There was a shooting in Seattle yesterday, at 3rd & Pine, and I said to myself, “I know that place — that’s where I was shot at!” This was around 1978, and I was often catching a late night bus at 3rd & Pike. This one evening, there was an altercation on Pine; a sex worker (I was there so often I recognized many of the ladies working those corners) was screaming angrily at someone in a car, and I could hear it a block away. Then she pulled out a handgun and started firing away.
She didn’t hit the guy, she didn’t even hit the car. The bullets were coming my way — I’d see a flash and hear a little “tch” sound as they struck the sidewalk near me, followed by a faint “pop” from the gun. I scrambled to hide behind a lamp post, thinking this would be a really stupid way to die, as an unintentional target of an angry woman who couldn’t hit a car ten feet away from her. Honestly, though, it was some small caliber pistol, shots were all over the place — one did make a little “pok” sound when it punched through a store window — even if one hit me by chance, it was unlikely to be lethal. I don’t think her target was hit at all, and he just drove away.

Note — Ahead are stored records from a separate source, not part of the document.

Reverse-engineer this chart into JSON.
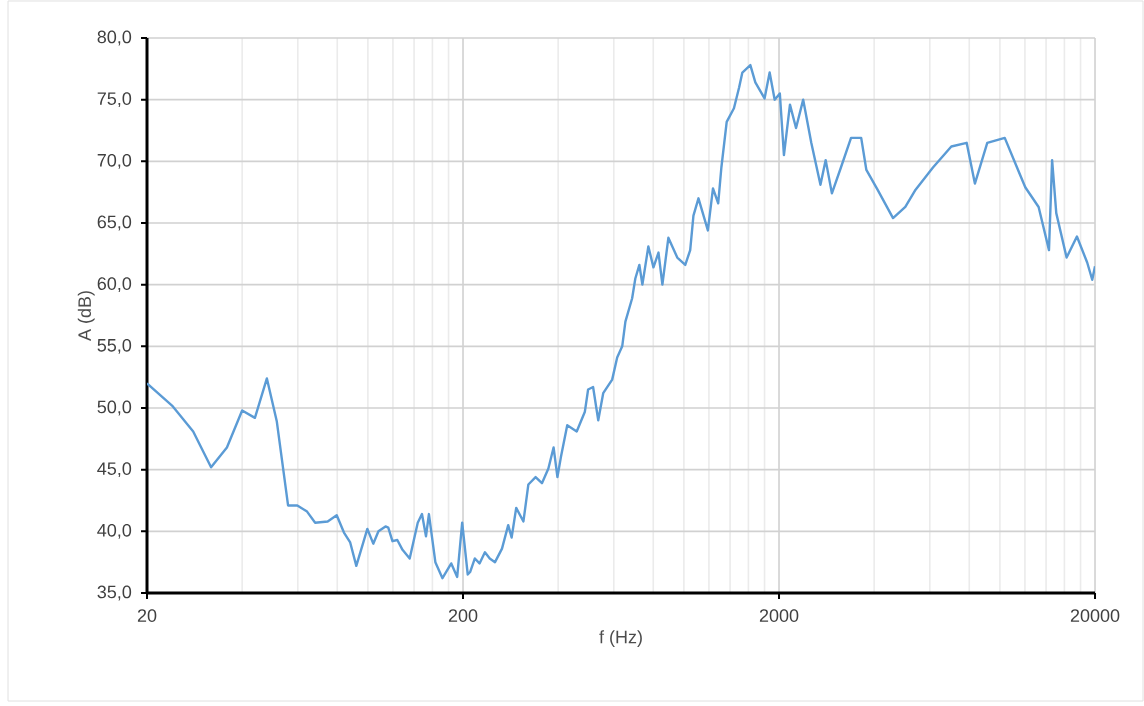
{
  "chart_data": {
    "type": "line",
    "xlabel": "f (Hz)",
    "ylabel": "A (dB)",
    "log": "x",
    "grid": true,
    "marker": "none",
    "line_style": "solid",
    "xlim": [
      20,
      20000
    ],
    "xticks": [
      20,
      200,
      2000,
      20000
    ],
    "ylim": [
      35,
      80
    ],
    "yticks": [
      {
        "value": 35,
        "label": "35,0"
      },
      {
        "value": 40,
        "label": "40,0"
      },
      {
        "value": 45,
        "label": "45,0"
      },
      {
        "value": 50,
        "label": "50,0"
      },
      {
        "value": 55,
        "label": "55,0"
      },
      {
        "value": 60,
        "label": "60,0"
      },
      {
        "value": 65,
        "label": "65,0"
      },
      {
        "value": 70,
        "label": "70,0"
      },
      {
        "value": 75,
        "label": "75,0"
      },
      {
        "value": 80,
        "label": "80,0"
      }
    ],
    "series": [
      {
        "color": "#5b9bd5",
        "x": [
          20,
          24,
          28,
          31.9,
          35.8,
          40,
          43.9,
          47.9,
          51.5,
          55.9,
          59.8,
          64.2,
          68.1,
          74.6,
          79.7,
          84,
          87.9,
          91.9,
          99.6,
          104,
          108,
          113.7,
          116,
          119.6,
          123.9,
          128.7,
          135.6,
          143.8,
          148.3,
          152.7,
          156,
          163.5,
          172.2,
          183.6,
          191.7,
          198.8,
          207,
          210.6,
          218,
          225.6,
          234.6,
          243,
          252.5,
          265.7,
          278,
          285,
          294.7,
          310.6,
          322,
          339.4,
          355.5,
          372.6,
          387,
          398,
          408,
          427.4,
          458,
          486,
          497.6,
          516,
          535.8,
          555.5,
          593,
          615,
          638,
          653,
          686,
          702,
          723,
          739,
          772,
          801,
          831,
          855,
          893,
          953,
          1010,
          1047,
          1072,
          1112,
          1191,
          1236,
          1284,
          1314,
          1366,
          1440,
          1496,
          1531,
          1623,
          1683,
          1800,
          1868,
          1938,
          2012,
          2073,
          2166,
          2264,
          2385,
          2530,
          2705,
          2810,
          2940,
          3140,
          3380,
          3640,
          3780,
          4100,
          4590,
          5020,
          5410,
          6140,
          7020,
          7850,
          8335,
          9120,
          10360,
          11160,
          12030,
          13260,
          14300,
          14630,
          15080,
          16260,
          17530,
          18890,
          19600,
          20000
        ],
        "values": [
          52.0,
          50.2,
          48.1,
          45.2,
          46.8,
          49.8,
          49.2,
          52.4,
          48.9,
          42.1,
          42.1,
          41.6,
          40.7,
          40.8,
          41.3,
          39.9,
          39.1,
          37.2,
          40.2,
          39.0,
          40.0,
          40.4,
          40.3,
          39.2,
          39.3,
          38.5,
          37.8,
          40.7,
          41.4,
          39.6,
          41.4,
          37.5,
          36.2,
          37.4,
          36.3,
          40.7,
          36.5,
          36.7,
          37.8,
          37.4,
          38.3,
          37.8,
          37.5,
          38.6,
          40.5,
          39.5,
          41.9,
          40.8,
          43.8,
          44.4,
          43.9,
          45.1,
          46.8,
          44.4,
          46.0,
          48.6,
          48.1,
          49.7,
          51.5,
          51.7,
          49.0,
          51.2,
          52.3,
          54.1,
          55.0,
          57.0,
          58.9,
          60.5,
          61.6,
          60.0,
          63.1,
          61.4,
          62.6,
          60.0,
          63.8,
          62.2,
          61.6,
          62.8,
          65.6,
          67.0,
          64.4,
          67.8,
          66.6,
          69.5,
          73.2,
          74.3,
          76.0,
          77.2,
          77.8,
          76.4,
          75.1,
          77.2,
          75.0,
          75.5,
          70.5,
          74.6,
          72.7,
          75.0,
          71.5,
          68.1,
          70.1,
          67.4,
          69.5,
          71.9,
          71.9,
          69.3,
          67.7,
          65.4,
          66.3,
          67.7,
          69.5,
          71.2,
          71.5,
          68.2,
          71.5,
          71.9,
          69.9,
          67.9,
          66.3,
          62.8,
          70.1,
          65.8,
          62.2,
          63.9,
          61.8,
          60.4,
          61.5
        ]
      }
    ]
  }
}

So just like the shooting yesterday, in the same place at least. Except this time the shooter was a bit more heavily armed and went on a far more determined shooting spree: one dead, seven injured, including a 9 year old boy.
We can’t change human nature easily — there will always be angry incidents and violent responses, just as there were in 1978 and 2020. What we could control, if we had the will, was the availability of lethal technology. The shooting yesterday was a product of human nature amplified by deadly weapons that had no place on a civilized city street.